Why can CR serve reads from replicas linearizably but Raft/ZooKeeper/&c cannot?
  Relies on being a chain, so that *all* nodes see each
    write before the write commits, so nodes know about
    all writes that might have committed, and thus know when
    to ask the tail.
  Raft/ZooKeeper can't do this because leader can proceed with a mere
    majority, so can commit without all followers seeing a write,
    so followers are not aware when they have missed a committed write.

Does that mean CR is strictly more powerful than Raft &c?
  No.
  All CR replicas have to participate for any write to commit.
  If a node isn't reachable, CR must wait.
  So not immediately fault-tolerant in the way that ZK and Raft are.
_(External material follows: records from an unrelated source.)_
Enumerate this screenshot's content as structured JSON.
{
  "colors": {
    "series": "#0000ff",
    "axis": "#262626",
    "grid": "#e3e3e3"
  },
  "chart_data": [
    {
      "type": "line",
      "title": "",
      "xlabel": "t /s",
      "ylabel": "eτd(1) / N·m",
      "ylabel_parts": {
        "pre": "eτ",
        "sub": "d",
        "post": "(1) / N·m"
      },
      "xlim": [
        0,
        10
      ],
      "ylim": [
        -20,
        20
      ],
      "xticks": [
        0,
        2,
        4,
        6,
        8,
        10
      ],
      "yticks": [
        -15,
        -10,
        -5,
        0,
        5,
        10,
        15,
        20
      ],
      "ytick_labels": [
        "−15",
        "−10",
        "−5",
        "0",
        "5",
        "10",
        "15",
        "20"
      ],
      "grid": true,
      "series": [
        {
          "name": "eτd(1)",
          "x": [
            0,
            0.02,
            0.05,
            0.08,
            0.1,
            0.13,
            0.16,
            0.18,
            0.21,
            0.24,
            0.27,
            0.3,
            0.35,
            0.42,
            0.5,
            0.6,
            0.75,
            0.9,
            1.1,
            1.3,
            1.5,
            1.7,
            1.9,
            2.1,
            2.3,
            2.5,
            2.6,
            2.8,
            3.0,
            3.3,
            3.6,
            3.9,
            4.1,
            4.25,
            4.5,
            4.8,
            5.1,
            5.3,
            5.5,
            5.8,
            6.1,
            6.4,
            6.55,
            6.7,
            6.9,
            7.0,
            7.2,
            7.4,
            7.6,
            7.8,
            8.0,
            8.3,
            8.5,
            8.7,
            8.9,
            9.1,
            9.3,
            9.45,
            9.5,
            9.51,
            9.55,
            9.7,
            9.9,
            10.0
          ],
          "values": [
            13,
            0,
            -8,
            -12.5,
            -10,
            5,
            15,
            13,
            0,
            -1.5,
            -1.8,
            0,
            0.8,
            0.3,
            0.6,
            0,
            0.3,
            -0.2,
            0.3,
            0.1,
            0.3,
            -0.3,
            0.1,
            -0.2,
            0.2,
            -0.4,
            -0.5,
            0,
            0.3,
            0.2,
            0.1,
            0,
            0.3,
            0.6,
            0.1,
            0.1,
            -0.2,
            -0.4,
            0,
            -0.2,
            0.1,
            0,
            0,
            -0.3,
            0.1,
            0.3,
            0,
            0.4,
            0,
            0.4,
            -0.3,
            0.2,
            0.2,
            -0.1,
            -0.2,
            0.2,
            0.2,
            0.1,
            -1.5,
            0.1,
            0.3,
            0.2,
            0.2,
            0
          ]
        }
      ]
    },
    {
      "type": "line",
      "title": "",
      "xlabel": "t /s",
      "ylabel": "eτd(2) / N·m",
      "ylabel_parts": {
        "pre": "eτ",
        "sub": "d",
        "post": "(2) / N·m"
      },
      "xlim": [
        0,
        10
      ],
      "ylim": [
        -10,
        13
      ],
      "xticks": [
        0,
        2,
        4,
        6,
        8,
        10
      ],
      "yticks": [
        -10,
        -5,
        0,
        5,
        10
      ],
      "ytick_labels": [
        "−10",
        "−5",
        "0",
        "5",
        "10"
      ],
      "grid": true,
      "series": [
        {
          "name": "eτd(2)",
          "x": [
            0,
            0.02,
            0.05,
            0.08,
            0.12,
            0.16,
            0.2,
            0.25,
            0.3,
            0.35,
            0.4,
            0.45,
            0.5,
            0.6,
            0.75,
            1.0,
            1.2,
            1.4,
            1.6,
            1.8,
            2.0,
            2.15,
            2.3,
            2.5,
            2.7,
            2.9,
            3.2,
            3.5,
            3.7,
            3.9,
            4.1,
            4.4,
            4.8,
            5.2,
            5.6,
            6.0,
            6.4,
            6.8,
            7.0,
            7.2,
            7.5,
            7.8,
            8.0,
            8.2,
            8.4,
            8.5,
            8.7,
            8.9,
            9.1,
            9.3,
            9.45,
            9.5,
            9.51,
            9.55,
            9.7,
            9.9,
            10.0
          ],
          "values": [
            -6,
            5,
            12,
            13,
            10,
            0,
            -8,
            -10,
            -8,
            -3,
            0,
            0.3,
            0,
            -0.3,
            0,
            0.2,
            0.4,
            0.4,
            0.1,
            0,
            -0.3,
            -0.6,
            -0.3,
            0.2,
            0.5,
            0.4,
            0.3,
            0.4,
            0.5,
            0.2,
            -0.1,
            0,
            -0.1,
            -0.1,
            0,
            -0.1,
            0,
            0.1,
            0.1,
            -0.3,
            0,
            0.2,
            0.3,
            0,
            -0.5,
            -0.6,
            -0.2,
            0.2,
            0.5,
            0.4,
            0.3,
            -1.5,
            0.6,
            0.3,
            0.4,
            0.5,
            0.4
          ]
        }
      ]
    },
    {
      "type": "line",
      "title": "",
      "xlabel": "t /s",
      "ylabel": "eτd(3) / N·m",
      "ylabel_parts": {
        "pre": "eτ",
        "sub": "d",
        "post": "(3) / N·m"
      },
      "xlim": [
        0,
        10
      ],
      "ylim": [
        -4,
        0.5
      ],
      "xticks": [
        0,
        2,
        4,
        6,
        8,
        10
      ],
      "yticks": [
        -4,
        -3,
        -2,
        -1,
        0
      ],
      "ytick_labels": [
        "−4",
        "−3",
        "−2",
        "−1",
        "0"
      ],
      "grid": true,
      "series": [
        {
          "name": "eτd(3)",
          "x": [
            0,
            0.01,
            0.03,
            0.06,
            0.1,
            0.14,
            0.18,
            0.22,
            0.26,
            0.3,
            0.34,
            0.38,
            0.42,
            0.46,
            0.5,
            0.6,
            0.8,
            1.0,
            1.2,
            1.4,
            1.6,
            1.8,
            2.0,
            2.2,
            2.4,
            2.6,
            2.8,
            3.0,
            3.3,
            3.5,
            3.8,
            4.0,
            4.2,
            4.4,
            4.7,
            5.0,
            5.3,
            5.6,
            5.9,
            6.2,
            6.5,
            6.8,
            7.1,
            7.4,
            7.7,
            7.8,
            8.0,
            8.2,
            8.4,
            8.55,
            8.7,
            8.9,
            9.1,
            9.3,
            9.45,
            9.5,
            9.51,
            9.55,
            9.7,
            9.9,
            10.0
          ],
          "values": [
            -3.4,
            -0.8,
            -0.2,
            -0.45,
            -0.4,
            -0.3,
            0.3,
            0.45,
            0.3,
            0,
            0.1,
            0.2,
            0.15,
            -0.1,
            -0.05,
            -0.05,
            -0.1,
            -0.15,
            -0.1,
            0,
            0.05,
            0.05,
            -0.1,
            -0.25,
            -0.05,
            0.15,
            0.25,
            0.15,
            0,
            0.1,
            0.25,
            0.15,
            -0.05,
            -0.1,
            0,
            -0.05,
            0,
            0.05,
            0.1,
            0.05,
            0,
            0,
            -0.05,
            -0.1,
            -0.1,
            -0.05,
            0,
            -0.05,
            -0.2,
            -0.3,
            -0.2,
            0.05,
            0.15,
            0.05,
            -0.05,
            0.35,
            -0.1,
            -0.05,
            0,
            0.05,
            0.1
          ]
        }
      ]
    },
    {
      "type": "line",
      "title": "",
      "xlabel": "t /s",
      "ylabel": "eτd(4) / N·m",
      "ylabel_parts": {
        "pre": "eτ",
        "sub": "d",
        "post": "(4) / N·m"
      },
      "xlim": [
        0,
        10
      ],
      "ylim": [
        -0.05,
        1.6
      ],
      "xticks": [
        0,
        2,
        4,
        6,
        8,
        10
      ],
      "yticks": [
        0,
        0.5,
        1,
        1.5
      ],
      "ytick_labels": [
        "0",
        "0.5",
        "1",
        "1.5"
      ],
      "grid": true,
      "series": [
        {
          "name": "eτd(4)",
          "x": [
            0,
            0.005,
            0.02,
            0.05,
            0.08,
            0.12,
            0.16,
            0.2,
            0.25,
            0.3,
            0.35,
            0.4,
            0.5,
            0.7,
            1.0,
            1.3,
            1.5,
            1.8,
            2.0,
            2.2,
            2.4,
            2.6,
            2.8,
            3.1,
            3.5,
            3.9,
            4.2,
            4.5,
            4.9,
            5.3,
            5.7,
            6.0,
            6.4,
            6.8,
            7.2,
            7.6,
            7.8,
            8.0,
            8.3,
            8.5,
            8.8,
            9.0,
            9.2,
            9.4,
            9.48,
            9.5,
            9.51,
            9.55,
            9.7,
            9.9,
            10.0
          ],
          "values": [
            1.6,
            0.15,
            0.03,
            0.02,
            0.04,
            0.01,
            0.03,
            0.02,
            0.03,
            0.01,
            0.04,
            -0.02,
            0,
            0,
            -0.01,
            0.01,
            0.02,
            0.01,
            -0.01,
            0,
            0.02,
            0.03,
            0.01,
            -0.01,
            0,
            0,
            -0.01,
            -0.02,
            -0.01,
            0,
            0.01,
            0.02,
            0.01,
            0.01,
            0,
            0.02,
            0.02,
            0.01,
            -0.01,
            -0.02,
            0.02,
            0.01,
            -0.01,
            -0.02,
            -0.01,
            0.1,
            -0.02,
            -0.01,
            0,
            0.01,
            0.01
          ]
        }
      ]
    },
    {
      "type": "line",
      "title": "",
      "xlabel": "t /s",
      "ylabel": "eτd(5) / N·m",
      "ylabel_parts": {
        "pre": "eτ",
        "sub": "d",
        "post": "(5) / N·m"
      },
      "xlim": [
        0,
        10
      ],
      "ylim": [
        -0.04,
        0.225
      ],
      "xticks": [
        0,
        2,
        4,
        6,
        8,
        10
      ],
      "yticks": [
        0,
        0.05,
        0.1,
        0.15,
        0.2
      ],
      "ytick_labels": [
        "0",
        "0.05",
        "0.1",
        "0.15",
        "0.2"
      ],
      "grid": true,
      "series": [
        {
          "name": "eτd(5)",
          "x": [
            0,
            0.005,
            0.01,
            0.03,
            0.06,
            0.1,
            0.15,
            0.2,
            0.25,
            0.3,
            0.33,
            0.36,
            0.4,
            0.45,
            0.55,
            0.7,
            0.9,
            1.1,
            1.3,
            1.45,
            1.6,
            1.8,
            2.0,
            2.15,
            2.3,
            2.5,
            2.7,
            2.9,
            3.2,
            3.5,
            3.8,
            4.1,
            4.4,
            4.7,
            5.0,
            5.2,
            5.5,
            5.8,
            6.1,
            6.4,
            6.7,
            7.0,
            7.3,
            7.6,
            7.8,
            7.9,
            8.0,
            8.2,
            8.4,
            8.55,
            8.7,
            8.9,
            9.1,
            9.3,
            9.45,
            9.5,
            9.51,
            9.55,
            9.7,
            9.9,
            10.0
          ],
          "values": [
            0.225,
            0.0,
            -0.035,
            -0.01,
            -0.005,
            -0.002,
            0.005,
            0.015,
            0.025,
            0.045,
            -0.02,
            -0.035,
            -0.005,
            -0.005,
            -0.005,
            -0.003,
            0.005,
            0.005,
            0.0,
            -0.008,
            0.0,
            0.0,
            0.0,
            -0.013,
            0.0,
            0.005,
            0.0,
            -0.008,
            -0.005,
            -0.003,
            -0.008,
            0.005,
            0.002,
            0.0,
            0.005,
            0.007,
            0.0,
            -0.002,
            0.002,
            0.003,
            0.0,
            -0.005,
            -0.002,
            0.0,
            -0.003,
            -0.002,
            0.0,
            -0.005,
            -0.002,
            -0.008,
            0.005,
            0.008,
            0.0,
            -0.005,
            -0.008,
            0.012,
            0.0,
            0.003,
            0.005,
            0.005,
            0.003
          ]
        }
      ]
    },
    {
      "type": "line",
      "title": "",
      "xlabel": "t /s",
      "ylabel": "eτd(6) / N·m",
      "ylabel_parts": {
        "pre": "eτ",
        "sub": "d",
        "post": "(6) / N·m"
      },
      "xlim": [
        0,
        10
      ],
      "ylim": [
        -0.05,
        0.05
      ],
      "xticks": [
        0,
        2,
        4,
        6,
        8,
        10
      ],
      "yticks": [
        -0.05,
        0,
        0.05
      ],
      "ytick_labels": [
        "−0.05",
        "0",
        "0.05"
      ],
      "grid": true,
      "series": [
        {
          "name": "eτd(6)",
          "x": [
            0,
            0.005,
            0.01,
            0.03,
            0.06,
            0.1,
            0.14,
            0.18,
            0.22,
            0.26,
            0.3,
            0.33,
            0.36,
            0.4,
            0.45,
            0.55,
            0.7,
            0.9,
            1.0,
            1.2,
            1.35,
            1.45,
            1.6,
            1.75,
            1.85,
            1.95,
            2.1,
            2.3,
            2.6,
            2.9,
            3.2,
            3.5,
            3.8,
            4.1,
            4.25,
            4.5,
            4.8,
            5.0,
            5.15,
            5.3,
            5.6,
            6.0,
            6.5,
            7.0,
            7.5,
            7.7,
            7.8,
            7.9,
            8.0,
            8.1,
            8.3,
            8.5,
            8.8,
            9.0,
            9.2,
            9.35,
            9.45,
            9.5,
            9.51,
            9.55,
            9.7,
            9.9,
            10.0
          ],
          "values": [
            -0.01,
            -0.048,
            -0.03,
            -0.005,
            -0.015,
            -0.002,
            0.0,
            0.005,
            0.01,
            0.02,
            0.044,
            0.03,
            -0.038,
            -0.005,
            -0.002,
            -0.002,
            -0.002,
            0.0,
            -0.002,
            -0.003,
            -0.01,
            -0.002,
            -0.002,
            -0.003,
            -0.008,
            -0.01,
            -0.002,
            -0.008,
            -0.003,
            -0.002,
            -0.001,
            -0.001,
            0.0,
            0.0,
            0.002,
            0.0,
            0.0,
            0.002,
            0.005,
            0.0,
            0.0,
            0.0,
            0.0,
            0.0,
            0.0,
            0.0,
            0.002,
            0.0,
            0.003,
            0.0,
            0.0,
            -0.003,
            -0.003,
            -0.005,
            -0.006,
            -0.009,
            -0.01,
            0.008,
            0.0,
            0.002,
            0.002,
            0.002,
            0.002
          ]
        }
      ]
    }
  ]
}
Equivalently, why can't 2nd node take over as head if it can't reach the head?
  Partition -- split brain -- the 2nd node must wait patiently.

How can we safely make use of a replication system that can't handle partition?
  A single "configuration manager" must choose head, chain, tail.
  Everyone (servers, clients) must obey or stop.
    Regardless of who they locally think is alive/dead.
  A configuration manager is a common and useful pattern.
    It's the essence of how GFS (master) and VMware-FT (test-and-set server) work.
    Usually Paxos/Raft/ZK for config service,
      data sharded over many replica groups,
      CR or something else fast for each replica group.
    Lab 4 works this way (though Raft for everything).